The short films comprising Liffe’s Europe in Short Section all examine different issues of present-day society. One of the films screened on 14 November at the Kinodvor Cinema was Me Montage, third part in the triptych A Journey into Zero Space by Dawood Hilmandi, treading the fine line between autobiographic fiction and experimental cinematic essay. Discussing a topic that is highly relevant to the present day, Me Montage – a mental journey through memories and confrontations with the sense of being uprooted – deals with migration. An immigrant himself, Hilmandi joined the hosts Peter Cerovšek and Matevž Jerman from the Society for Short Film Promotion Kraken for a short Q&A session. Living first in Afghanistan in then in Iran, the director left his large family at the early age of thirteen, and moved to Amsterdam. His main reason for leaving was his father’s new-found religious fervour, which curbed Hilmandi’s personal freedom. He chose to juxtapose freedom and the system (which he understands as an authoritarian rule of a religious state) in reaction to the persecution of the Hazara people, an ethnic group in Afghanistan to which he belongs. Hilmandi sees history as a narrative, and cinema as “a methodology employed with a view to distinguishing between authority and freedom” and as “an attempt at surpassing the systematic narrative structure of Hollywood cinema.”

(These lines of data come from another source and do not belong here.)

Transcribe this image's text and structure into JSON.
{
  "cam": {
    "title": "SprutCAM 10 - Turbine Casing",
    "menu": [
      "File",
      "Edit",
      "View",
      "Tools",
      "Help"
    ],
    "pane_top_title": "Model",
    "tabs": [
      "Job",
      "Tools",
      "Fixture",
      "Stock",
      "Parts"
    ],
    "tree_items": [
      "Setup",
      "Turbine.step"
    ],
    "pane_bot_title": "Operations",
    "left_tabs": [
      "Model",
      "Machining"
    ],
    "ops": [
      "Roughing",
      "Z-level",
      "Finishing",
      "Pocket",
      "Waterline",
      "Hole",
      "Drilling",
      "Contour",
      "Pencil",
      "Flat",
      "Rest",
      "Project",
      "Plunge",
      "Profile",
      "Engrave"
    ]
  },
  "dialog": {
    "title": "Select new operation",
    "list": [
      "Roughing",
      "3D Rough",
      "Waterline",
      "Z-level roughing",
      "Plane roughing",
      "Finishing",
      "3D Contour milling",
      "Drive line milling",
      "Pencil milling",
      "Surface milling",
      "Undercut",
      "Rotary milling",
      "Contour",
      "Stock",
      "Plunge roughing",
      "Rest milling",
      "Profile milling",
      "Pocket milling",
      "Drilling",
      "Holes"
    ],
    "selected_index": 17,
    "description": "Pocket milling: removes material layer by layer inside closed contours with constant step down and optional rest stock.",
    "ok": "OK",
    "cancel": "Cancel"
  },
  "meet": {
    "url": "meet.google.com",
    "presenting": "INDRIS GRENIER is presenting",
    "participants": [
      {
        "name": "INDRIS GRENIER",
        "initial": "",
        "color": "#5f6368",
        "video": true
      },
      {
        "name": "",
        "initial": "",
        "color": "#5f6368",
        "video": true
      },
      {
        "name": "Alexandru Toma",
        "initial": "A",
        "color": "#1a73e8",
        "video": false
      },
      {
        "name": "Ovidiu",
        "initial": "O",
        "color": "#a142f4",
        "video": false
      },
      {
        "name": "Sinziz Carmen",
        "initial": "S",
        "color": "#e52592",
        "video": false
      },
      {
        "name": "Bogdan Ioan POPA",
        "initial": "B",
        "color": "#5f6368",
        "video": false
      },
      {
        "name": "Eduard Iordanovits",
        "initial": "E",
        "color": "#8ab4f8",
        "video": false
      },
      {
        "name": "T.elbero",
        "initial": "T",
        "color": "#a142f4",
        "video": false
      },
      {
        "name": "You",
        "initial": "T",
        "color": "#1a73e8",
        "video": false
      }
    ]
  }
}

The themes that run through his work are “human life,” which he became preoccupied with after having survived the Kabul terrorist attack, and “fascination with the human brain.” Drawing on his past, Dawood Hilmandi investigates memory; our ability to remember, how to retrieve memories from our “mental archive” and fit the pieces together to make a coherent whole. Overwhelmed by thoughts, that is, “too many problems and concepts,” he seeks to single out only some core concepts from his personal archive: in seamlessly incorporating these concepts, Hilmandi’s works offer the viewer an insight into a personal space of reflection.